While standing desks are always an option — as well as being sure to take breaks every half hour to walk and stretch — researchers from the University of Iowa (UI) wanted to test the efficacy of another method: the desk bike. The team, led by Lucas Carr, assistant professor of health and human physiology at UI, provided 27 participants working at a company in Iowa City with a pedal device under their desk. They used the activeLife Trainer, a pedaling machine that goes under the desk and allows users to engage in low-intensity, consistent exercise throughout the day.

“We wanted to see if workers would use these devices over a long period of time, and we found the design of the device is critically important,” Carr said in a press release.

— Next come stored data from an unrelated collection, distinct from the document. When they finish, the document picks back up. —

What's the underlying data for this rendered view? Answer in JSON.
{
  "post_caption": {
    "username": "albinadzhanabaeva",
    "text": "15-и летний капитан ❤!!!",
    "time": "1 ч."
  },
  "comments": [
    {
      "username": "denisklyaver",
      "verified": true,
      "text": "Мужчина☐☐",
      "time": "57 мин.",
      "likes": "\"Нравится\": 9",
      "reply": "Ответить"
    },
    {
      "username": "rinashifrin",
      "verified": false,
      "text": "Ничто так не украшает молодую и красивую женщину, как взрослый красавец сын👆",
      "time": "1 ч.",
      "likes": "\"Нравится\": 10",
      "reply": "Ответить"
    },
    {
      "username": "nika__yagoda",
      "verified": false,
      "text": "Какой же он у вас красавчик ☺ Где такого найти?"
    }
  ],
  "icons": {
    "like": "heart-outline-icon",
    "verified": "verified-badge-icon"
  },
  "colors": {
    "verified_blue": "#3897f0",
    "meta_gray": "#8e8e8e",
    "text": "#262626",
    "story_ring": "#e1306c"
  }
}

The researchers tested the devices on the employees for 16 weeks, tracking their daily pedal time. Most employees averaged about 50 minutes per day, but they were more likely to use their device if they found it comfortable and easy to use, and if it was their own rather than a shared one. Employees who pedaled more were more likely to lose weight, have better focus at work, and take fewer sick days.

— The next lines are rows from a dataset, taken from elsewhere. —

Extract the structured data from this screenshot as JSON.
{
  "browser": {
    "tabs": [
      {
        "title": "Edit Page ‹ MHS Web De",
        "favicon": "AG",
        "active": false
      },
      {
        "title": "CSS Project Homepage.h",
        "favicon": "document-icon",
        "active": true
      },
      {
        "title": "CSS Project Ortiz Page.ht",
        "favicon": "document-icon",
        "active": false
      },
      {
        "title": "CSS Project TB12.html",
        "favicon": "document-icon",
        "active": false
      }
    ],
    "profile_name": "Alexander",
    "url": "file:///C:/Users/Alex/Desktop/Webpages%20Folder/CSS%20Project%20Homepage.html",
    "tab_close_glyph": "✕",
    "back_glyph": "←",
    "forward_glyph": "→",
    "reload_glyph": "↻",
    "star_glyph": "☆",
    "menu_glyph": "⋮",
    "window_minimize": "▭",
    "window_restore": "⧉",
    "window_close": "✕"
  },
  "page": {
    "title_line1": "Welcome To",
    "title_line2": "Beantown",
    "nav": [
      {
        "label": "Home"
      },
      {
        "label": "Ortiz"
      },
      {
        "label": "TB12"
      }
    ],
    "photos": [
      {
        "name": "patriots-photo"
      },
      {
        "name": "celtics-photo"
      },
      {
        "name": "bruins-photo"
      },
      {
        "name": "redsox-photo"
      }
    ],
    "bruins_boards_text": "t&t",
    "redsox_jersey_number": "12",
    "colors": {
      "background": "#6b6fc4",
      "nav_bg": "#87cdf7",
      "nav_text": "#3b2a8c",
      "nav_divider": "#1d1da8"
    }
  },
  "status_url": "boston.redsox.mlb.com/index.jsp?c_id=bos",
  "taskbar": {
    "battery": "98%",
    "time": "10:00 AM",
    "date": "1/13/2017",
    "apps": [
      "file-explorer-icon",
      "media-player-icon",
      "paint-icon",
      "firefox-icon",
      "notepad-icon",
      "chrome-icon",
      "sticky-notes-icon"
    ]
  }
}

Indeed, squeezing in physical activity before, after, and during work can make a huge difference in your mental and physical health. But it’s often hard to take time out during work for a 30-minute walk or run. Research has also shown that a quick workout might not be enough to balance out the 7.5 hours or more of sitting in the office. That’s why it’s all the more important to find ways to move around at your desk — even if it’s low-intensity physical activity from using the pedal device.

The positive results of the study give hope to Carr, who aims to battle the sedentary lifestyles most Americans experience at home and work. At the end of the study, 70 percent of participants wanted to keep their “desk bike,” hinting that providing workers with exercise options could make them healthier and happier.

Interestingly, it’s not the exercise freaks that Carr is targeting. Instead, he’s trying to find a way to engage the employees who are less likely to go to the gym and be healthy in general. The pedal device could be an easy, low-resistance option for couch potatoes to get moving without going far. Then again, there’s always the possibility that the multi-tasking effort put into typing while pedaling will be distracting. Nevertheless, having the option to try it is always nice.

“A lot of companies have gone the route of building expensive fitness facilities, that typically get used only by the most healthy employees,” Carr said. “The people who need to improve their health the most are less likely to use worksite fitness facilities. This is something that could be provided to just about any employee, regardless of the size of their company or office.”

The machine is literally “right at their feet,” he notes, “and they can use it whenever they want without feeling self-conscious in front of their co-workers.”